In particular, the compiler can change each call site to pass some or all of that procedure's free variables as extra arguments. This may allow the compiler to hoist its declaration to an outer scope. This hoisting of known local procedures is called lambda lifting.
Lambda lifting has several benefits:
The main disadvantage of lambda lifting is that it adds extra arguments to known local procedures. If too many extra arguments are added, the cost of passing the extra arguments and of saving them in stack frames may be greater than the benefits. When arguments are viewed as registers, as in Twobit, then this tradeoff becomes a matter of interprocedural register allocation.
Lambda lifting also incurs the compile-time cost of solving a flow equation to determine which arguments must be added. Most compilers that perform lambda lifting solve this equation only once, to find the arguments that must be added in order to lift known local procedures to the global environment. If the number of arguments appears excessive, a procedure will not be lifted at all.
This all-or-nothing approach can be suboptimal. Sometimes it is best to lift a known local procedure only part of the way to the outermost level of a program.

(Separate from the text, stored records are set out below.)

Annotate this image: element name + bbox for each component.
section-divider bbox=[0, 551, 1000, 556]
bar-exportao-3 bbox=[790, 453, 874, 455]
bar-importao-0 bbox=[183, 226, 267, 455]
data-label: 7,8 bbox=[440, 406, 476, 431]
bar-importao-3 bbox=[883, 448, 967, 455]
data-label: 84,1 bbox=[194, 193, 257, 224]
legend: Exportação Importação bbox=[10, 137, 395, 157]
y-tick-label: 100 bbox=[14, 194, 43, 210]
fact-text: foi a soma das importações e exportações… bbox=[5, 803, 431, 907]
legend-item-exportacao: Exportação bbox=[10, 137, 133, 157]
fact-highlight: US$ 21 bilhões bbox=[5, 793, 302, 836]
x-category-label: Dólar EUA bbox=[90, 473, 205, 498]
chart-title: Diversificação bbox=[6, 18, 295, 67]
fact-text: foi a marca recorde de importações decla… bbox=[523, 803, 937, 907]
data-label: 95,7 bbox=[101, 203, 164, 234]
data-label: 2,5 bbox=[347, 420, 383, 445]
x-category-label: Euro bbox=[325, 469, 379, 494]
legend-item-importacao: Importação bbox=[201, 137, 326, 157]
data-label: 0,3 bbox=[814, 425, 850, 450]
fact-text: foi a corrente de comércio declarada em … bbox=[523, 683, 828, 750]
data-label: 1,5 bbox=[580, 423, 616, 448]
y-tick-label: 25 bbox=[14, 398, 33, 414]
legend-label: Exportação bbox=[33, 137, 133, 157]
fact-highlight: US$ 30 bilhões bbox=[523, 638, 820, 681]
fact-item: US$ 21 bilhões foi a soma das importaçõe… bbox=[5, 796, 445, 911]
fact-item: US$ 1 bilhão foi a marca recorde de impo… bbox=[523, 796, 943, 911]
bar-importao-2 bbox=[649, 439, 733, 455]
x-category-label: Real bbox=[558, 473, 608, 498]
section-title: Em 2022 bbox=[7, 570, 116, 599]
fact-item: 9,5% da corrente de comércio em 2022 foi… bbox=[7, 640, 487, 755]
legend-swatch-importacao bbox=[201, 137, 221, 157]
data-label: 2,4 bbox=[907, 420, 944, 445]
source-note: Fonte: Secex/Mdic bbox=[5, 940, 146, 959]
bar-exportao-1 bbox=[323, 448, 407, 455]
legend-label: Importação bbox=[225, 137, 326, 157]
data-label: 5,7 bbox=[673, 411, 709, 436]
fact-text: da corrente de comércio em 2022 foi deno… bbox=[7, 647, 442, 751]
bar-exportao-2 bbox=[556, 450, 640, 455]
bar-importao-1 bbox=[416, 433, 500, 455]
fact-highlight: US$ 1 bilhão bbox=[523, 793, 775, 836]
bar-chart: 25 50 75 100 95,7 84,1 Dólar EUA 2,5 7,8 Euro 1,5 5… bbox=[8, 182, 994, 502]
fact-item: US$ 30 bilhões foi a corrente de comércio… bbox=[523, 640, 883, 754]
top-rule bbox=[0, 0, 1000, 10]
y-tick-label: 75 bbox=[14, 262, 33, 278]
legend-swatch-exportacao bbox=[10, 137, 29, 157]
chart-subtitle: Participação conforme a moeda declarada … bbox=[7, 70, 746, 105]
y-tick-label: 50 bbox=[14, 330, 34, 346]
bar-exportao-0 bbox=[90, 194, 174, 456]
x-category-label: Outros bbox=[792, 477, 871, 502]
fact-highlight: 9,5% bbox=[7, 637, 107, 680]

Olivier Danvy has considered lambda dropping, which follows lambda lifting by dropping some of the lifted procedures down into scopes that allow some of the added arguments to be converted back into free variables. Lambda dropping can be done without solving any more flow equations, but can result in passing arguments to procedures that don't use them.
Twobit uses incremental lambda lifting, which lifts a group of known local procedures only one scope at a time. The advantage of incremental lifting is that it can stopped at any intermediate scope.
The output of Pass 1 always contains a single outermost lambda expression. By the end of Pass 2, it is usually the case that all known local procedures have been hoisted to that outermost lambda expression. When this is not the case, it is because the compiler's heuristics have predicted that better code will result from hoisting some known local procedures only part of the way, or not at all.
One disadvantage of incremental lambda lifting is that a flow equation must be solved for each scope. The compile-time cost of incremental lambda lifting is not a major issue, however.
Another problem with lambda lifting in general is that a known procedure generally cannot be lifted past the binding of a variable that appears on the left hand side of an assignment. Lambda lifting in Twobit is therefore preceded by optimizations that remove all assignments to local variables. These optimizations begin with local source transformations.